American feelings toward Russia have plummeted to their lowest level since the the Cold War, according to a new survey by a nonpartisan think tank. But notwithstanding the result, Americans are clear on a related issue: If Russia ramps up its aggression in Ukraine to include a full invasion, just 3 in 10 Americans think the United States should intervene militarily, the study found.
The survey was produced by the Chicago Council on Global Affairs. It found that Americans rated Russia a 36 on a “favorability scale” of 1 to 100. That’s the lowest number for the country since the Soviet Union was dissolved in 1991. The last time Americans viewed Russia so poorly was in 1986, when it received a score of 32.
The study was conducted from May 6 to May 29, and 2,108 adults across the country were interviewed, the Council said. The margin of error was plus or minus 2.1 percentage points.
The Council’s results are timely, considering the shootdown last week of Malaysia Airlines Flight 17 over eastern Ukraine. U.S. officials say their intelligence indicates Russian-backed separatists in eastern Ukraine shot down the jet, carrying 298 civilians, with an surface-to-air missile.

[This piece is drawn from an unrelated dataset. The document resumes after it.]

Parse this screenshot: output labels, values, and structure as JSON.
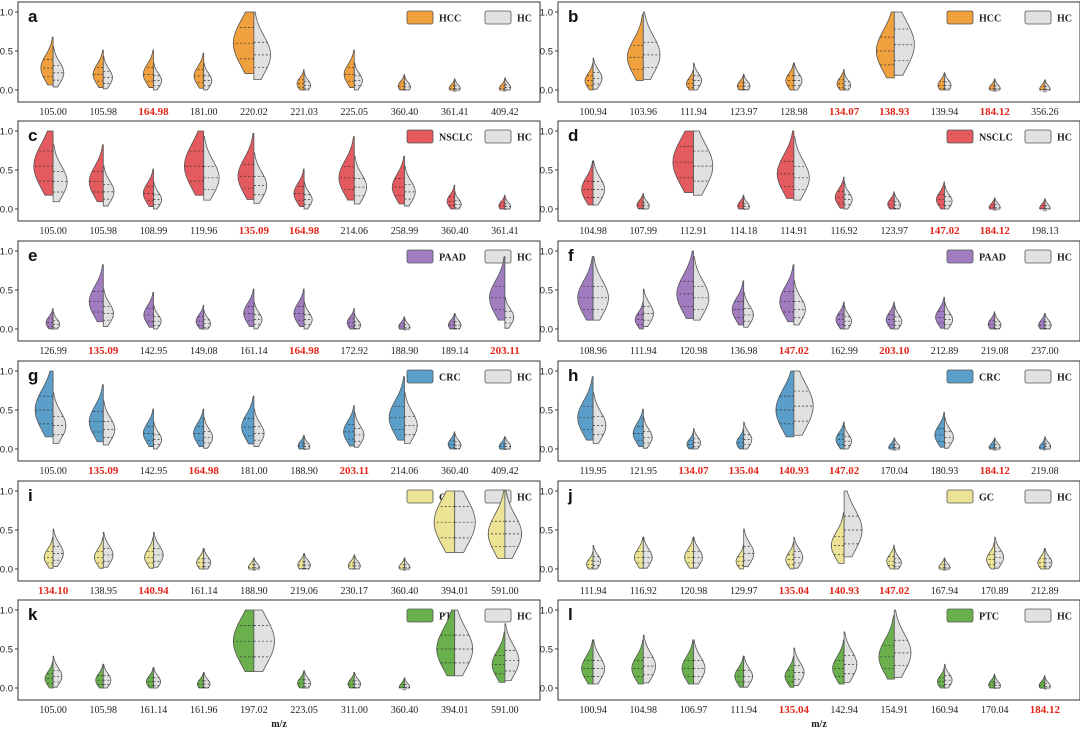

The survey found that 68 percent of Americans do not favor sending U.S. troops to Russia to defend Ukraine, and 30 percent do. That’s up from 1994???, when 20 percent of Americans favored the United States sending troops to Ukraine in the event of a Russian invasion.
Even after Russia annexed Ukraine’s Crimean Peninsula in March, less than half of Americans — 38 percent — say that they see Russia’s territorial ambitions as a critical threat to the United States. That likely goes a long way toward explaining why so many are against U.S. military involvement in Ukraine.